Details zum Fall und den Ermittlungen
Am Freitag hatte die Polizei bekannt gegeben, dass das Verbrechen aufgeklärt werden konnte und ein Kind den 14-Jährigen getötet haben soll. Die Leiche von Yosef war Ende Januar an einem See in Dormagen von einem Spaziergänger entdeckt worden. Die Obduktion ergab, dass der Junge an Stich- und Schnittverletzungen starb. Dormagen liegt zwischen Köln und Düsseldorf und ist nun Schauplatz dieser erschütternden Tat.
Reaktionen und Unterstützungsmaßnahmen
Die Trauerfeier für Yosef am Freitag wurde von rund 800 Menschen besucht, während am Wochenende zuvor etwa 2000 Menschen an einem Trauerzug für den Flüchtlingsjungen aus Eritrea teilgenommen hatten. Um die betroffene Schulgemeinschaft zu unterstützen, kümmert sich ein Psychologen-Team um Schüler und Lehrer. Diese Maßnahmen sollen helfen, die emotionalen Folgen des Vorfalls zu bewältigen.

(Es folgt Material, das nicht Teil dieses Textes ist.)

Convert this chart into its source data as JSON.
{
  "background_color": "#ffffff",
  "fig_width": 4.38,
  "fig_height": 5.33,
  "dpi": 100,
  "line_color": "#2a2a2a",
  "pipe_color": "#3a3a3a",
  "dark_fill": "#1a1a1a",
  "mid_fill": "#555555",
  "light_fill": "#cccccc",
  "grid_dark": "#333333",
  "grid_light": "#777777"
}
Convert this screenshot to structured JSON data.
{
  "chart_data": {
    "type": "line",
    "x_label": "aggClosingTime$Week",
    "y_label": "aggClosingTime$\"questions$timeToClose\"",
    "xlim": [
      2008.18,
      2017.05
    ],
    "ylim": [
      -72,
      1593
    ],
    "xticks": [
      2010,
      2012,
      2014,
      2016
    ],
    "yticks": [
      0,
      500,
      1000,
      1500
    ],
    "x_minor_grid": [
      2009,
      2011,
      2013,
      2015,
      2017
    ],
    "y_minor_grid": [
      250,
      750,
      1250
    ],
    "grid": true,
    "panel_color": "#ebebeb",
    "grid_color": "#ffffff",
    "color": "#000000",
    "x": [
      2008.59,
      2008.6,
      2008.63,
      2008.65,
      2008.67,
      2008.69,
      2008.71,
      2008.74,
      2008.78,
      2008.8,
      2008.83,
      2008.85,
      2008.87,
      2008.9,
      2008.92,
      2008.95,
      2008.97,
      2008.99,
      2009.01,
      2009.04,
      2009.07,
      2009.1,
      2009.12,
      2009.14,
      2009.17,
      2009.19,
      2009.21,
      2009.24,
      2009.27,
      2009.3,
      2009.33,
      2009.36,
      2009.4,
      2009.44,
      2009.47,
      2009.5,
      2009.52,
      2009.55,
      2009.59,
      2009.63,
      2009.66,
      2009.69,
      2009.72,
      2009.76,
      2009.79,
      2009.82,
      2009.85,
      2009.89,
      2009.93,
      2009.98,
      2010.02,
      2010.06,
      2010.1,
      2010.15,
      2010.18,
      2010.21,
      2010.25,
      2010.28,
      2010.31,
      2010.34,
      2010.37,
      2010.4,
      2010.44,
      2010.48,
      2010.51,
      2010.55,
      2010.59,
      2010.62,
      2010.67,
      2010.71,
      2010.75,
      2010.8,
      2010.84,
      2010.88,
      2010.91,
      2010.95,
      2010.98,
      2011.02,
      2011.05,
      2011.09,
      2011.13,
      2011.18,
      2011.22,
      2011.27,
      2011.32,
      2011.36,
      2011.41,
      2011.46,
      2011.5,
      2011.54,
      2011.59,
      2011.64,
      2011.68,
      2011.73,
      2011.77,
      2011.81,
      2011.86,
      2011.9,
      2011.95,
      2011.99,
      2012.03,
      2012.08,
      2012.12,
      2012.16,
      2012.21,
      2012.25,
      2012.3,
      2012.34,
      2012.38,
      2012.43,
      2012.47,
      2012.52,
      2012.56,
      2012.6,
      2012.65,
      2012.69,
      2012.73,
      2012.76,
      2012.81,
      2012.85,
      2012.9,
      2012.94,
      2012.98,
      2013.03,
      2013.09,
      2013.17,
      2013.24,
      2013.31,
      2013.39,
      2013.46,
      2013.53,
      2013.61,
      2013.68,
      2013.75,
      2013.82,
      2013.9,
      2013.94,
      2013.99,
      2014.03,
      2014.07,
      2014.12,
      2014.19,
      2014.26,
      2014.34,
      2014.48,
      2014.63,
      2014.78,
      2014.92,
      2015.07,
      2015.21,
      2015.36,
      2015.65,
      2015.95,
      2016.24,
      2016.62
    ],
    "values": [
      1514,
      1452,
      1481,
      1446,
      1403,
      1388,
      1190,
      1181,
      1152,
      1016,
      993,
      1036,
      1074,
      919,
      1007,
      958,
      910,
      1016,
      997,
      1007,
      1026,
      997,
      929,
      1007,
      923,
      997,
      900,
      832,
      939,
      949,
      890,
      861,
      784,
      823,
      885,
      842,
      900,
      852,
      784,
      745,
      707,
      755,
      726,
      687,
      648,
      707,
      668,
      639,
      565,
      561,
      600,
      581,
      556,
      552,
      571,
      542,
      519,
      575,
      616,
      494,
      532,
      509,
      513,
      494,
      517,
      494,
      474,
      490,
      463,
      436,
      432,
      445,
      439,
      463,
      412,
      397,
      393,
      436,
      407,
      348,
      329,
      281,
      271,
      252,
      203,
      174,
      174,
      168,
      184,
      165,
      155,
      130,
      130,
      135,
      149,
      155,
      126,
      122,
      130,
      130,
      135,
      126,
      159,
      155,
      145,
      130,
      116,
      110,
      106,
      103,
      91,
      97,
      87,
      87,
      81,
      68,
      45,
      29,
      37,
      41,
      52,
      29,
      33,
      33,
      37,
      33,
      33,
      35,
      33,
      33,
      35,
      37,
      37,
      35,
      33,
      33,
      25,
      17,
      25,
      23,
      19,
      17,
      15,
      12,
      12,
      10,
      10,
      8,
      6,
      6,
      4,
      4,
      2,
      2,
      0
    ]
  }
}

Der Fall hat auch eine Debatte über die Strafmündigkeit in Deutschland ausgelöst, da der tatverdächtige Junge aufgrund seines Alters nicht strafrechtlich verfolgt werden kann. Dies unterstreicht die komplexen rechtlichen und sozialen Herausforderungen, die mit solchen Vorfällen verbunden sind.